As one security consultant told me recently, if just 0.1 percent of the migrants that arrived in Europe last year could be tempted into jihad, that would create a force the size of the IRA at its peak.
At the same time, debating whether Europe should take in thousands of people is a moot point -- they are already here -- and with no sign of an end to the wars of the Middle East, they will keep coming.
There is a reason why the rules make it so hard for Europe to turn refugees away: they were written after World War II when most of the refugees were European.
For one reason or another –- often linked to family, jobs or simply language –- everyone in the Jungle is determined to reach Britain.
Many spoke of France as a place that hates Muslims and foreigners. As several aid workers pointed out, their main interaction with the locals has been police officers throwing tear gas cannisters at them or the proto-fascists that hang around the edge of the camp to beat people up.

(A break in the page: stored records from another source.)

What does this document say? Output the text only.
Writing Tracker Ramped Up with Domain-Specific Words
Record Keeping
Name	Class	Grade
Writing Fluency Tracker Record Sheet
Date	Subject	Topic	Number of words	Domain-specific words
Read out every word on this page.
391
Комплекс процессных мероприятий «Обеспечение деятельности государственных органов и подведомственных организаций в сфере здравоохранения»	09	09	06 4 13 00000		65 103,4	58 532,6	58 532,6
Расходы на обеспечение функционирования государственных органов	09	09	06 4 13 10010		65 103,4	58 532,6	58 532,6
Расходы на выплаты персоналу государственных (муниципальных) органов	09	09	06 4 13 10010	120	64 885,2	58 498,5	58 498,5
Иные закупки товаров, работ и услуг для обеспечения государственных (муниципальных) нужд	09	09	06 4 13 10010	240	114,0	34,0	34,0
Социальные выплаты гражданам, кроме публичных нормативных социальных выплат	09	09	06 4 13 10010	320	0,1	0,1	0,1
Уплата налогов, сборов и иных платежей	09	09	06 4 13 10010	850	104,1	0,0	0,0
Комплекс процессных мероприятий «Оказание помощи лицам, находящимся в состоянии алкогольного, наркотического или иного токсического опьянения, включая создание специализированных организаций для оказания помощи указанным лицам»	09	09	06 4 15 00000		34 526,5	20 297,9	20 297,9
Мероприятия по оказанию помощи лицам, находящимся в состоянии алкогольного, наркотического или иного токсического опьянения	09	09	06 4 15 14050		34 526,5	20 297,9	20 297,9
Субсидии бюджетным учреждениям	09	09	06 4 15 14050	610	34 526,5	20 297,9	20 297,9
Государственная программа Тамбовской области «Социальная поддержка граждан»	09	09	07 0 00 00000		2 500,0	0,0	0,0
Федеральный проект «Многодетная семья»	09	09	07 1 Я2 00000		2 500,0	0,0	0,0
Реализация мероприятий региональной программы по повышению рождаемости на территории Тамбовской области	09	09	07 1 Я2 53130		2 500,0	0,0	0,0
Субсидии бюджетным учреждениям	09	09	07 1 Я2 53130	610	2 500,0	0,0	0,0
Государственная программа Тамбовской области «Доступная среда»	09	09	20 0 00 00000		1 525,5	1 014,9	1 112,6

Activists in the Jungle accuse the British government of ignoring the grotesque conditions in the camp and trying to palm the problem off onto its European neighbours. By refusing to hear their asylum claims, London is forcing them to cross the Channel illegally when many have legitimate cases, the activists say.
In the meantime, there are thousands of people abandoned to anarchy on the French coast -- the sort of refugee camp we are used to seeing in war-torn regions of the Middle East or Africa, not in the heart of modern Europe.
The Jungle's residents have muddled through, as people always do, but it can not go on forever.